Yesterday we left Catalina with a long motor in front of us. The seas have been in their usual calm and glassy state so the motor back was taken up with mainly rigging and re-rigging of our standup fishing poles, reading, and looking for balloons floating in the open ocean. Unfortunately no fish were caught that day but we did end up catching 5 balloons disguised as jellyfish. The Newport Beach harbor is an immense expanse of the nicest and most expensive vessels I have ever seen. Every mourning ball, anchorage, and dock is met with a boat that is worth an inconceivable amount of money. It took us about forty five minutes to get to the entrance of the harbor to where our boat is anchored right now. Today all we did was shopping and repairs. We went grocery shopping off a list supplied by Amelia. Gabe took us to a shop to get the outboard motor repaired, but actually just left the boat to pick it up after being repaired! The newest toy in our fish catching arsenal is a speargun, which we are all excited about. As soon as Gabe gets back from his motor run we are headed to the famous beach break The Wedge. We hope this heavy beach break will satiate our growing need to get involved in the ocean and it’s beautiful beat downs. The surf is small today but hopefully we can get thrown around enough to get some sand in our ears.

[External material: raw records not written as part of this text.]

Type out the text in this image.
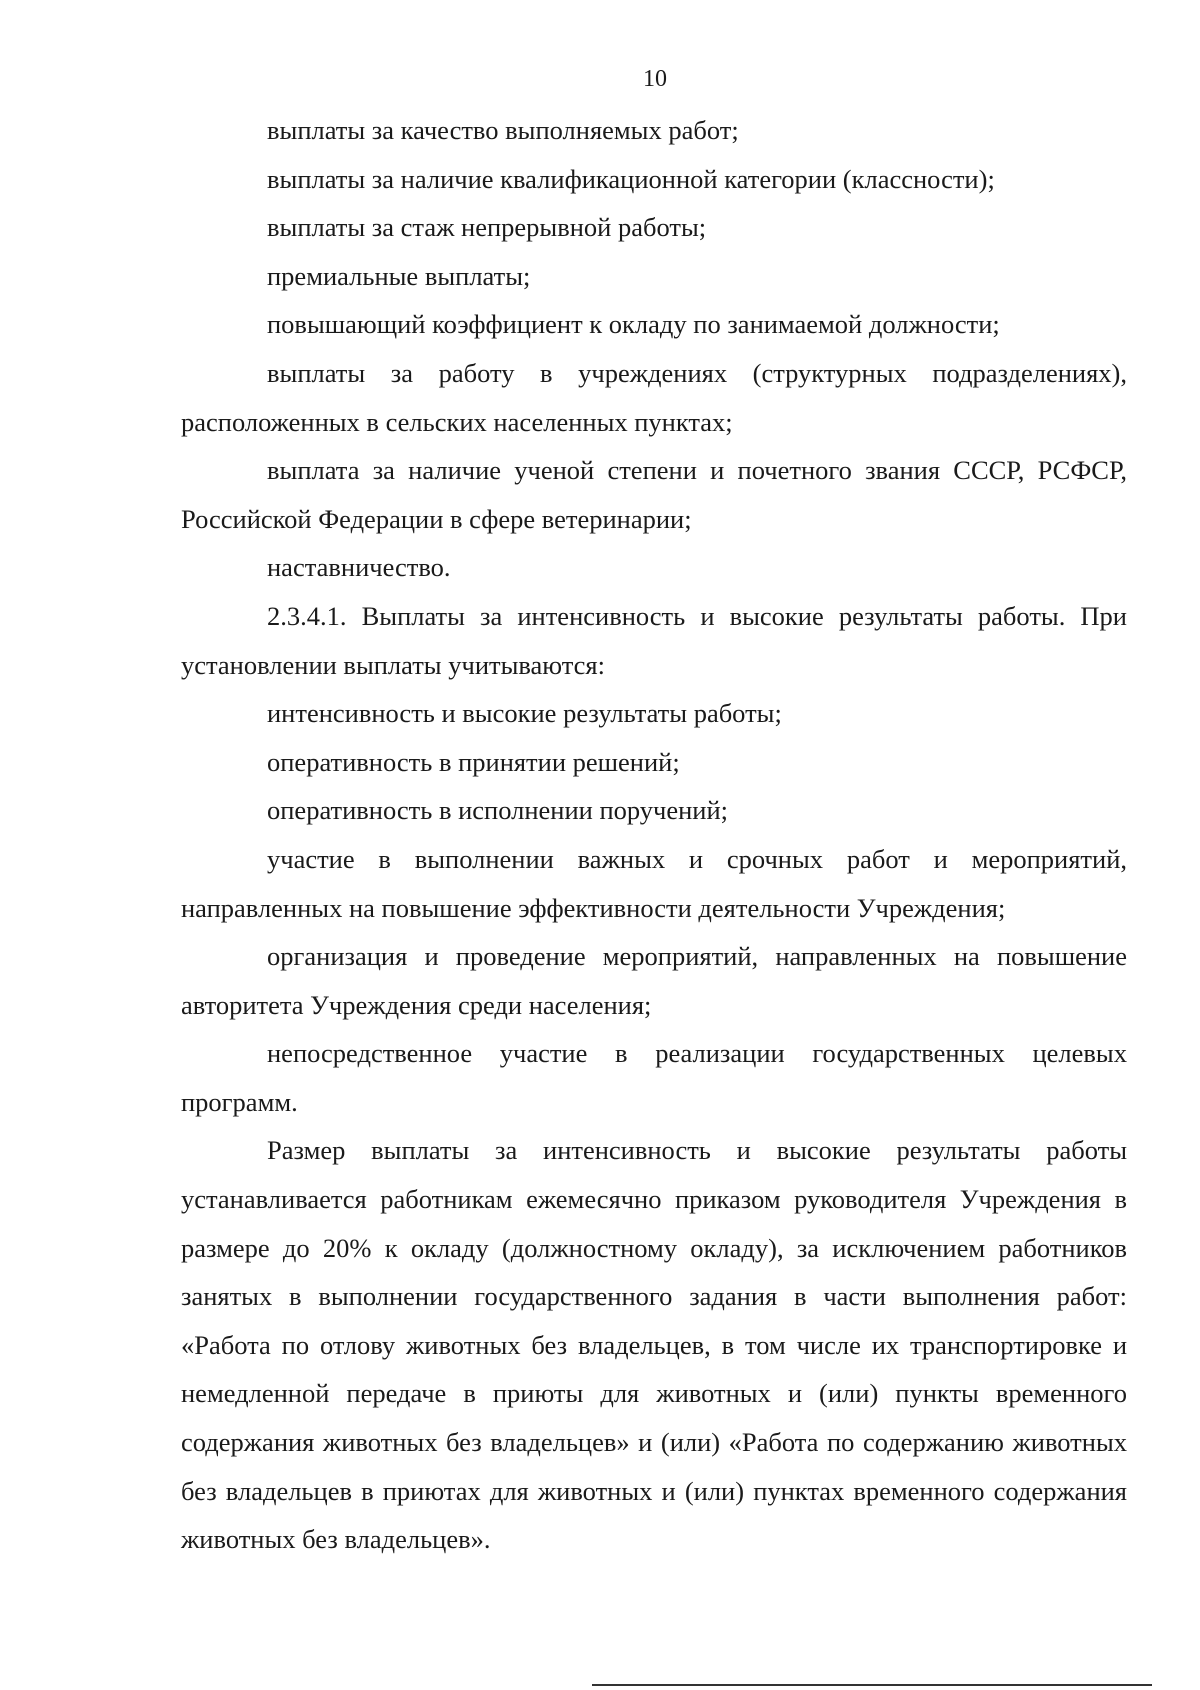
10

выплаты за качество выполняемых работ;

выплаты за наличие квалификационной категории (классности);

выплаты за стаж непрерывной работы;

премиальные выплаты;

повышающий коэффициент к окладу по занимаемой должности;

выплаты за работу в учреждениях (структурных подразделениях), расположенных в сельских населенных пунктах;

выплата за наличие ученой степени и почетного звания СССР, РСФСР, Российской Федерации в сфере ветеринарии;

наставничество.

2.3.4.1. Выплаты за интенсивность и высокие результаты работы. При установлении выплаты учитываются:

интенсивность и высокие результаты работы;

оперативность в принятии решений;

оперативность в исполнении поручений;

участие в выполнении важных и срочных работ и мероприятий, направленных на повышение эффективности деятельности Учреждения;

организация и проведение мероприятий, направленных на повышение авторитета Учреждения среди населения;

непосредственное участие в реализации государственных целевых программ.

Размер выплаты за интенсивность и высокие результаты работы устанавливается работникам ежемесячно приказом руководителя Учреждения в размере до 20% к окладу (должностному окладу), за исключением работников занятых в выполнении государственного задания в части выполнения работ: «Работа по отлову животных без владельцев, в том числе их транспортировке и немедленной передаче в приюты для животных и (или) пункты временного содержания животных без владельцев» и (или) «Работа по содержанию животных без владельцев в приютах для животных и (или) пунктах временного содержания животных без владельцев».
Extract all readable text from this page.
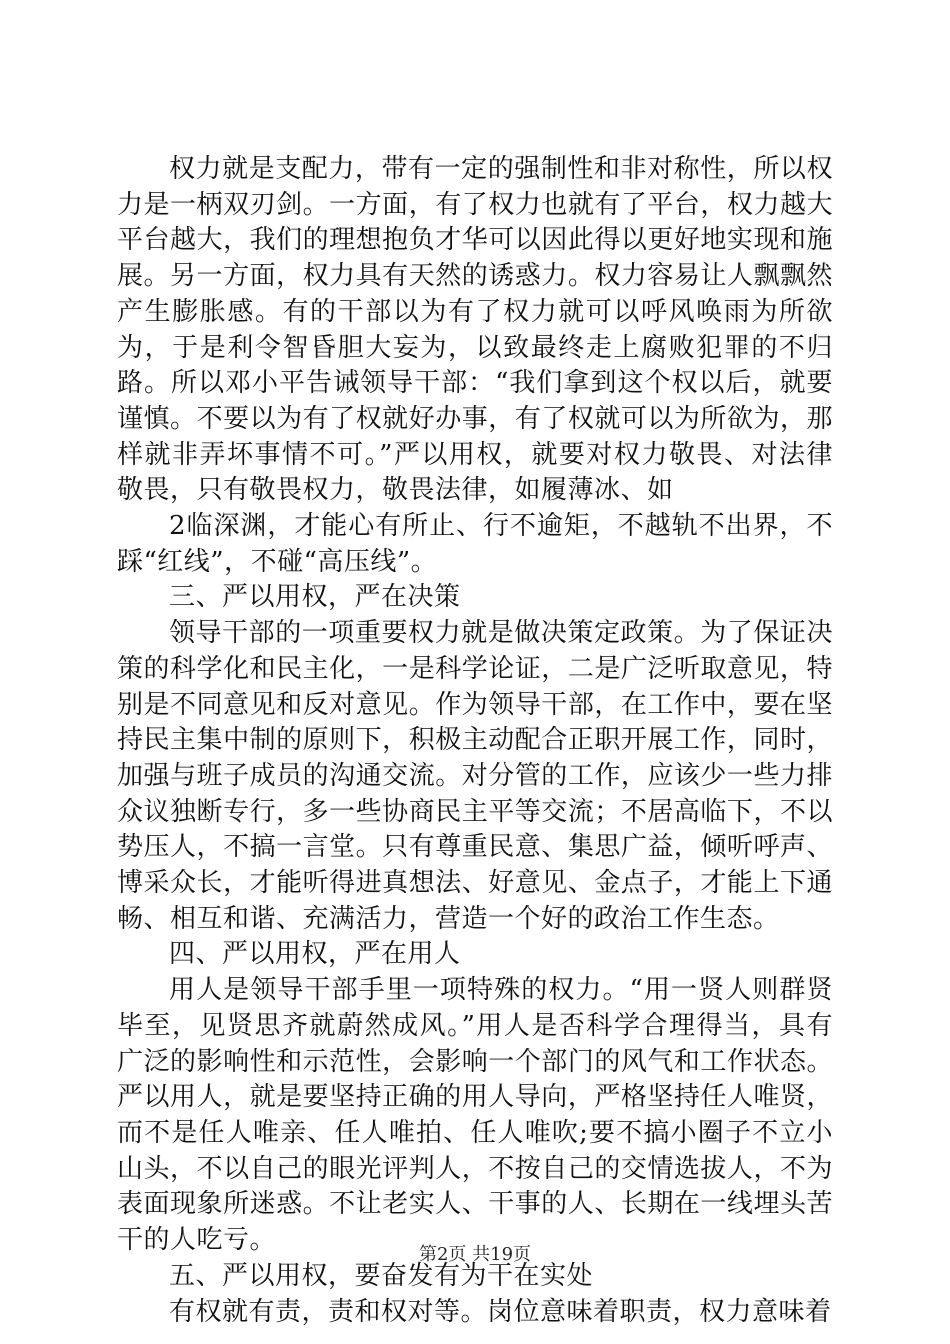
权力就是支配力，带有一定的强制性和非对称性，所以权力是一柄双刃剑。一方面，有了权力也就有了平台，权力越大平台越大，我们的理想抱负才华可以因此得以更好地实现和施展。另一方面，权力具有天然的诱惑力。权力容易让人飘飘然产生膨胀感。有的干部以为有了权力就可以呼风唤雨为所欲为，于是利令智昏胆大妄为，以致最终走上腐败犯罪的不归路。所以邓小平告诫领导干部：“我们拿到这个权以后，就要谨慎。不要以为有了权就好办事，有了权就可以为所欲为，那样就非弄坏事情不可。”严以用权，就要对权力敬畏、对法律敬畏，只有敬畏权力，敬畏法律，如履薄冰、如

2临深渊，才能心有所止、行不逾矩，不越轨不出界，不踩“红线”，不碰“高压线”。

三、严以用权，严在决策

领导干部的一项重要权力就是做决策定政策。为了保证决策的科学化和民主化，一是科学论证，二是广泛听取意见，特别是不同意见和反对意见。作为领导干部，在工作中，要在坚持民主集中制的原则下，积极主动配合正职开展工作，同时，加强与班子成员的沟通交流。对分管的工作，应该少一些力排众议独断专行，多一些协商民主平等交流；不居高临下，不以势压人，不搞一言堂。只有尊重民意、集思广益，倾听呼声、博采众长，才能听得进真想法、好意见、金点子，才能上下通畅、相互和谐、充满活力，营造一个好的政治工作生态。

四、严以用权，严在用人

用人是领导干部手里一项特殊的权力。“用一贤人则群贤毕至，见贤思齐就蔚然成风。”用人是否科学合理得当，具有广泛的影响性和示范性，会影响一个部门的风气和工作状态。严以用人，就是要坚持正确的用人导向，严格坚持任人唯贤，而不是任人唯亲、任人唯拍、任人唯吹;要不搞小圈子不立小山头，不以自己的眼光评判人，不按自己的交情选拔人，不为表面现象所迷惑。不让老实人、干事的人、长期在一线埋头苦干的人吃亏。

五、严以用权，要奋发有为干在实处

有权就有责，责和权对等。岗位意味着职责，权力意味着

第2页 共19页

Gabert here, being forced to schwing some blog action. Yesterday, after motoring roughly 11 hours across dead glass ocean, the jagged cliffs of Catalina island materialized out of the grey sky. The northwest side of the island juts straight out of deep ocean, strikingly resembling a huge gorilla. Steep talus fields comprise a majority of the island’s coast, rising hundreds of feet straight up into the fog.